What I find interesting is the memory usage for xz
, and how much more CPU pigz
can utilize.
There’s also a clear correlation between CPU usage and time spent.
Default compression
Mostly one use the tools with default settings, so the next test were run without command line arguments.
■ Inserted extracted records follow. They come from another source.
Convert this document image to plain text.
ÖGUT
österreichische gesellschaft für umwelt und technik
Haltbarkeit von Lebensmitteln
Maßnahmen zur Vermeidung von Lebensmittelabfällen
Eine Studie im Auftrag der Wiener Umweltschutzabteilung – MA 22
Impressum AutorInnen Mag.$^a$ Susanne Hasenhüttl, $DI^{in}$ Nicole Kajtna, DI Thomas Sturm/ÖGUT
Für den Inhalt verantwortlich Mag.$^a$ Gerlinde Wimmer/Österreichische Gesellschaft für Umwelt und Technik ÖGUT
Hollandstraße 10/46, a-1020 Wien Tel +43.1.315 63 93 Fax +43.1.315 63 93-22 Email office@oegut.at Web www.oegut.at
Not maximizing compression will greatly speed the process, but single-core default affected xz
and zstd
. (As mention above, lzma
didn’t use more than one core anyway.).
Method | File size | Size % | Peak memory usage | User time | System time | Wall time | CPU usage |
---|---|---|---|---|---|---|---|
gzip | 522133876 | 12.4% | 2.1 MB | 48.67 sec | 1.28 sec | 0:49.96 | 99% |
bzip2 | 461727440 | 11.0% | 8.7 MB | 85.54 sec | 1.61 sec | 1:27.16 | 99% |
xz | 310830856 | 7.4% | 95.8 MB | 269.40 sec | 1.51 sec | 4:30.94 | 99% |
lzma | 311065247 | 7.4% | 95.7 MB | 265.00 sec | 1.92 sec | 4:26.95 | 99% |
zstd | 428213344 | 10.2% | 51.0 MB | 4.84 sec | 1.75 sec | 0:05.21 | 126% |
pigz | 521830464 | 12.4% | 21.4 MB | 67.71 sec | 5.98 sec | 0:05.75 | 1280% |
It is no doubt that zstd
is the clear winner! pigz
does match on the wall time, but use ten times the CPU to do so.
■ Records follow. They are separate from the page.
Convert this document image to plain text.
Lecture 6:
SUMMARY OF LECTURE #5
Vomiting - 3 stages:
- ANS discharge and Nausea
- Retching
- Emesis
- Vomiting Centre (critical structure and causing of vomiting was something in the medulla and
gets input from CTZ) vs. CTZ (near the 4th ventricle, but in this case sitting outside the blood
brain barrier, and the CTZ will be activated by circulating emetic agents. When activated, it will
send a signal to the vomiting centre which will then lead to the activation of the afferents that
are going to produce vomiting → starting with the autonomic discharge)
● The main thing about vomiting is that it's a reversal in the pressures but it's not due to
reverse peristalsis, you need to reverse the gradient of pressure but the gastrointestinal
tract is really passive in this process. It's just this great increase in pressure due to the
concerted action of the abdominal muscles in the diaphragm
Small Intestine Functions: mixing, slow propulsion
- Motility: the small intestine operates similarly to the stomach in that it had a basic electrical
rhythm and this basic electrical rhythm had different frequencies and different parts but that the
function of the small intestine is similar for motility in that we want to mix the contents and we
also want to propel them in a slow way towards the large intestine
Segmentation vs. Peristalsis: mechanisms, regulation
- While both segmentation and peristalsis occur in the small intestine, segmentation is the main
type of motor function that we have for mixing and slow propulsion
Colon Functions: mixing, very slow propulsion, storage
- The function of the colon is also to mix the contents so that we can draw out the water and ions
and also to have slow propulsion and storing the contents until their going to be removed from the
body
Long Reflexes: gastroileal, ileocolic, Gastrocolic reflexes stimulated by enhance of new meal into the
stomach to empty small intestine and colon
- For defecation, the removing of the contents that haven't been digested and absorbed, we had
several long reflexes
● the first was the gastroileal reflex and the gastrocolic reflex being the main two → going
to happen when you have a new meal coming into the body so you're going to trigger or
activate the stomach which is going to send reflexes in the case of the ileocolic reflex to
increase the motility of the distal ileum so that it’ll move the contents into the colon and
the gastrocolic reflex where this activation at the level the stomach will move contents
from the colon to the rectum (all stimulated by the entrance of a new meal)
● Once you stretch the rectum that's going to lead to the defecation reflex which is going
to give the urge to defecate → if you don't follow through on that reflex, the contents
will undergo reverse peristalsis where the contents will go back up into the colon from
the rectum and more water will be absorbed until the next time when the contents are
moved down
Comparison of multi-core default compression
To better compare the multi-threaded compression, I ran another test with default settings.
Method | File size | User time | System time | Wall time | CPU usage |
---|---|---|---|---|---|
xz -T0 | 315784172 | 498.57 sec | 4.00 sec | 0:25.06 | 2005% |
zstd -T0 | 428213344 | 6.43 sec | 0.83 sec | 0:01.39 | 522% |
pigz | 521830464 | 64.89 sec | 5.52 sec | 0:05.16 | 1363% |
Again, zstd
is the clear winner. Thanks to disk cache, zstd
complete in just above one second! Without disk cache, the machine used 4 seconds to cat
the file to /dev/null
.
Decompression times
Fast compression is not the full picture. We also have to consider the decompression time.
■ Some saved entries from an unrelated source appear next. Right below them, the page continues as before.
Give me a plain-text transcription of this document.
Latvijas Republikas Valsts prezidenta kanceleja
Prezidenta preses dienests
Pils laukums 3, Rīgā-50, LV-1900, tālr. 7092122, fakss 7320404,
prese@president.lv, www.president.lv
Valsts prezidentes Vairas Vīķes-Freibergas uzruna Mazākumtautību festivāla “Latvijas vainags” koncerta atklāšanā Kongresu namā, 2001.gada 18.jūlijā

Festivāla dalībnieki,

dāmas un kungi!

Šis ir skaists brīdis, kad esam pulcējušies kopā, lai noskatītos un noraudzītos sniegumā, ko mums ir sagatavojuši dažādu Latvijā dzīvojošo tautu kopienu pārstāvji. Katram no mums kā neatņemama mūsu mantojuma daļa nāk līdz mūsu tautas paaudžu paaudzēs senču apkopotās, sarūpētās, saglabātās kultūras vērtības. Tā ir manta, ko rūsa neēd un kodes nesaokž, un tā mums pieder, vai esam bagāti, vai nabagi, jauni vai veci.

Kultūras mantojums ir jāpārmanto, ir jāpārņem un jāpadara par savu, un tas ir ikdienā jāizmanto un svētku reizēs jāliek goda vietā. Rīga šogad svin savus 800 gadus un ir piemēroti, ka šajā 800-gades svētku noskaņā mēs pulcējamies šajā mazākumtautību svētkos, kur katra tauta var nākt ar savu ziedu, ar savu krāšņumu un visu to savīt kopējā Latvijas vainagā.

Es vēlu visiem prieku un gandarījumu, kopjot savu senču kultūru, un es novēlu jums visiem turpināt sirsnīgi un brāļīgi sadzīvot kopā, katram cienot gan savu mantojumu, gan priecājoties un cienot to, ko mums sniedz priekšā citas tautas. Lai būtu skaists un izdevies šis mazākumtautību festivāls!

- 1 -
Method | User time | System time | Wall time | CPU usage |
---|---|---|---|---|
gunzip | 14.46 sec | 2.98 sec | 0:17.44 | 99% |
bunzip2 | 32.58 sec | 3.79 sec | 0:36.37 | 99% |
xz -d | 16.43 sec | 1.17 sec | 0:17.60 | 99% |
lzma -d | 13.28 sec | 1.25 sec | 0:14.53 | 99% |
zstd -d | 1.73 sec | 1.15 sec | 0:02.89 | 99% |
pigz -d | 11.70 sec | 5.20 sec | 0:08.26 | 204% |
Conclusion
I don’t think we stop using gzip
and bzip2
for a long while yet. While xz
and lzma
have impressive compression levels, the time spent will probably limit their usefulness. The lack of working multi-threading for lzma
doesn’t help either.
pigz
is an interesting replacement for gzip
, especially on systems with several CPU cores, but since it’s not installed by default (at least on Ubuntu), it’s use will probably be limited. That said, if it’s installed, it’s no reason not to use it instead of ‘gzip’, as they work on the same format.
zstd
is the tool I will use more in the future. It is impressively fast even without multi-core, and the compression is still better than bzip2
.
Practical use case
A not uncommon task is to pack a directory to a single compressed file. Traditionally, one could use tar
for this, like tar czf packedfile.tar.gz directory
, which will result on a gzip
compressed tar
file. Well, “modern” tar
support more compression methods, and can even auto-detect what you want based on the file extension. So the alternative command could then look like tar caf packedfile.tar.zst directory
, which will result in a zstd
compressed file instead, which will probably be a bit smaller, and a lot faster.